A boy needed stitches after swimming in a man-made lake in Montreal. Did a fish attack him?
CBC
WARNING: This story contains graphic images of a leg injury.
Last week, George Mandl, an American vacationing in Montreal, took his eight-year-old son Max to Parc Jean-Drapeau for a swim.
It was a hot afternoon, and Max played on an inflatable structure anchored in the park's man-made lake.
As his legs dangled in the blue-green darkness, he felt a stabbing pain. He screamed and, when lifeguards pulled him from the water, his leg was bleeding.
"It felt like a kind of electrical pain, like that pain when something is just jabbed into you. It felt like a knife had just cut my leg," he said.

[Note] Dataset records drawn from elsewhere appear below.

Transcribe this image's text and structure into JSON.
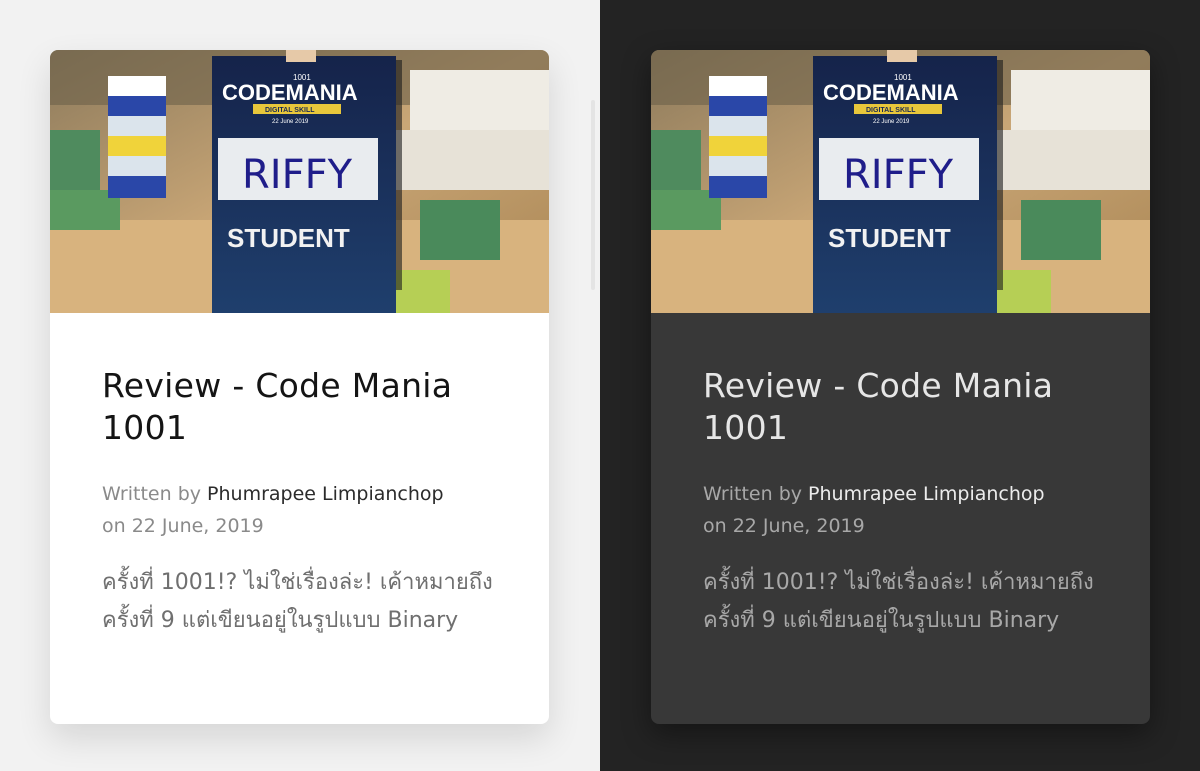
{
  "cards": [
    {
      "theme": "light",
      "image": {
        "badge_top": "1001",
        "badge_brand": "CODEMANIA",
        "badge_tagline": "DIGITAL SKILL",
        "badge_date": "22 June 2019",
        "badge_name": "RIFFY",
        "badge_role": "STUDENT"
      },
      "title": "Review - Code Mania 1001",
      "written_by": "Written by",
      "author": "Phumrapee Limpianchop",
      "date": "on 22 June, 2019",
      "excerpt": "ครั้งที่ 1001!? ไม่ใช่เรื่องล่ะ! เค้าหมายถึงครั้งที่ 9 แต่เขียนอยู่ในรูปแบบ Binary"
    },
    {
      "theme": "dark",
      "image": {
        "badge_top": "1001",
        "badge_brand": "CODEMANIA",
        "badge_tagline": "DIGITAL SKILL",
        "badge_date": "22 June 2019",
        "badge_name": "RIFFY",
        "badge_role": "STUDENT"
      },
      "title": "Review - Code Mania 1001",
      "written_by": "Written by",
      "author": "Phumrapee Limpianchop",
      "date": "on 22 June, 2019",
      "excerpt": "ครั้งที่ 1001!? ไม่ใช่เรื่องล่ะ! เค้าหมายถึงครั้งที่ 9 แต่เขียนอยู่ในรูปแบบ Binary"
    }
  ]
}
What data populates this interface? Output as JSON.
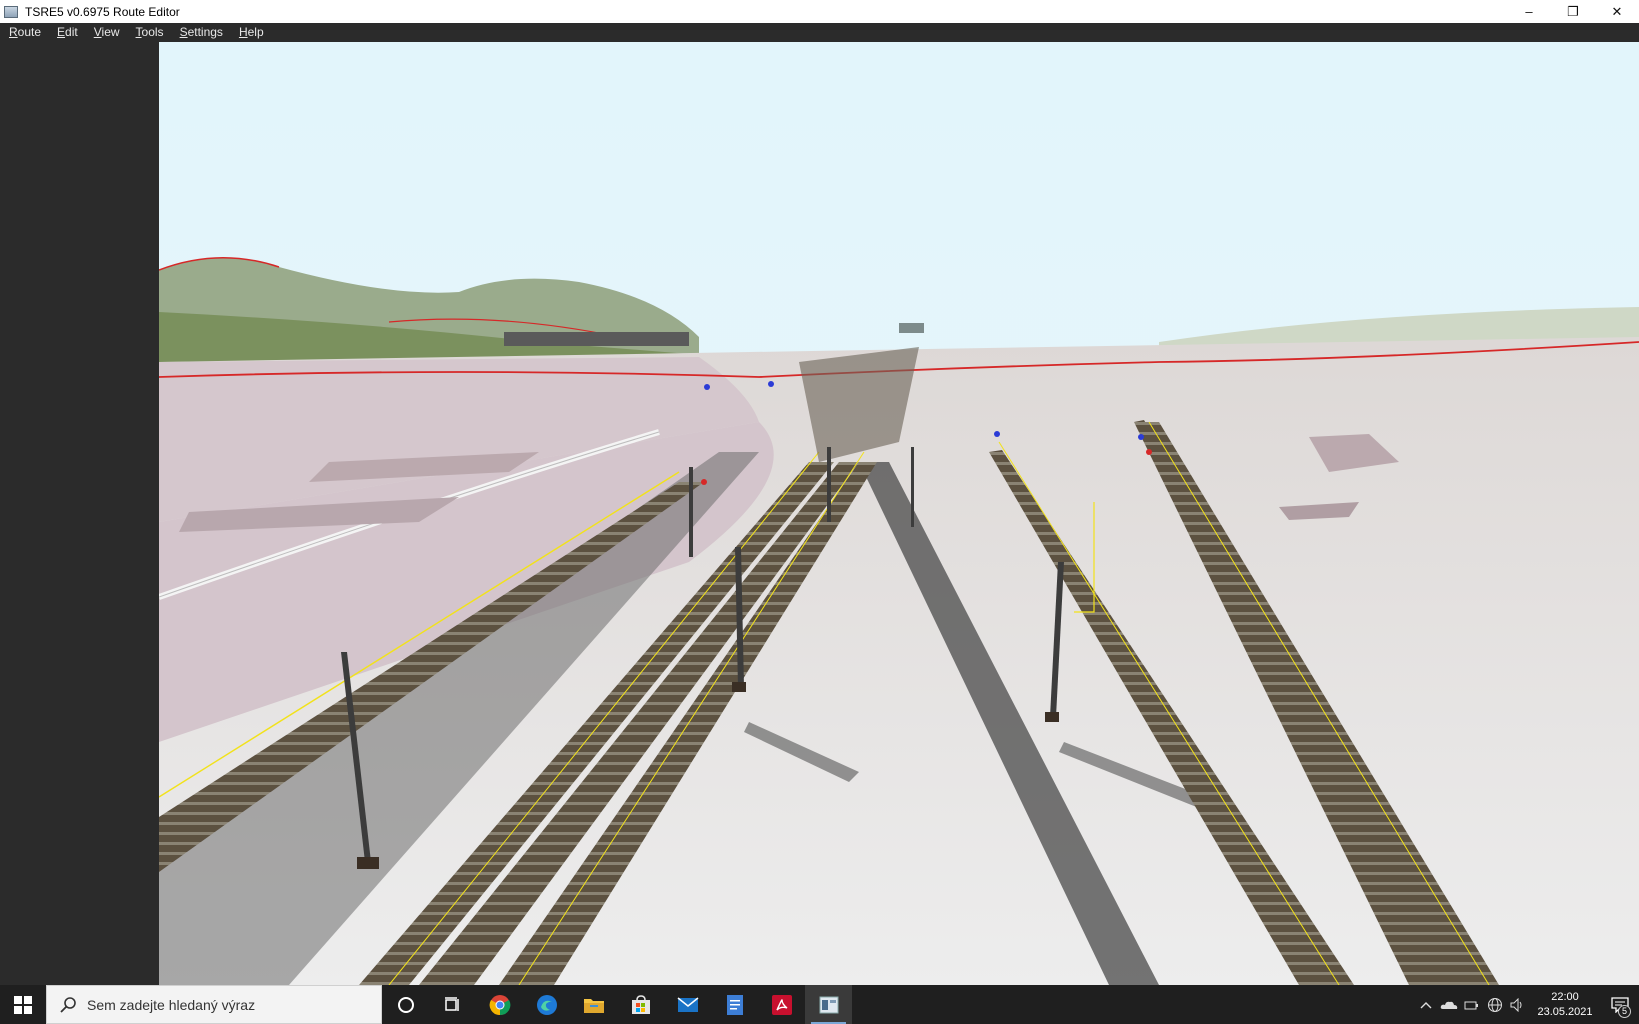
{
  "window": {
    "title": "TSRE5 v0.6975 Route Editor",
    "controls": {
      "minimize": "–",
      "restore": "❐",
      "close": "✕"
    }
  },
  "menu": {
    "items": [
      "Route",
      "Edit",
      "View",
      "Tools",
      "Settings",
      "Help"
    ]
  },
  "viewport": {
    "scene": "3d-route-view",
    "colors": {
      "sky": "#e2f5fb",
      "terrain": "#ece9e7",
      "hills": "#8e9e80",
      "track_ballast": "#5c5140",
      "catenary_wire": "#f2e21a",
      "boundary_line": "#d62828"
    }
  },
  "taskbar": {
    "search_placeholder": "Sem zadejte hledaný výraz",
    "apps": [
      "chrome-icon",
      "edge-icon",
      "file-explorer-icon",
      "store-icon",
      "mail-icon",
      "document-icon",
      "acrobat-icon",
      "route-editor-icon"
    ],
    "tray": {
      "time": "22:00",
      "date": "23.05.2021",
      "notification_count": "5"
    }
  }
}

The lifeguards and, later, paramedics and two emergency room doctors, said they had seen nothing like it in their lives: a pattern of semi-circular scrapes punctuated by deep lacerations had appeared around Max's knee. He appeared to have been attacked.
"One minute you're just playing and the next you're at the beginning of Jaws," Mandl said in an interview.
Anglers say it is possible a large, carnivorous fish attacked Max, but such attacks are incredibly rare. The nature of Max's injuries has confounded some experts and led to an investigation by officials at Parc Jean-Drapeau who are trying to answer the question: What happened to Max?
When she first saw the picture of Max's injury, Béatrix Beisner, a professor of biological sciences who studies lake animals at the Université du Québec à Montréal (UQAM) didn't believe it could have been a fish bite.
"I don't really know of any fish in our area that might bite a human," she said. "The only one I really know of that might bite a human would be a snapping turtle and they're more likely to take a toe or a finger. Their mouths are not that large."
She theorized that Max could have scraped himself on something under the water: a piece of metal, perhaps, or a cinder block.
But the structure Max was on is inflatable and children play on it daily. A submerged hazard would likely have been spotted and removed.
Beisner changed her mind, however, and said it was "entirely possible" that a fish attacked Max once she saw images of people who had been bitten by muskellunge, otherwise known as muskie.
Muskies are the apex predator of lake fish, according to Michael Lazarus, a professional muskie angler who spends most of the year guiding tourists around Montreal, casting for the fish.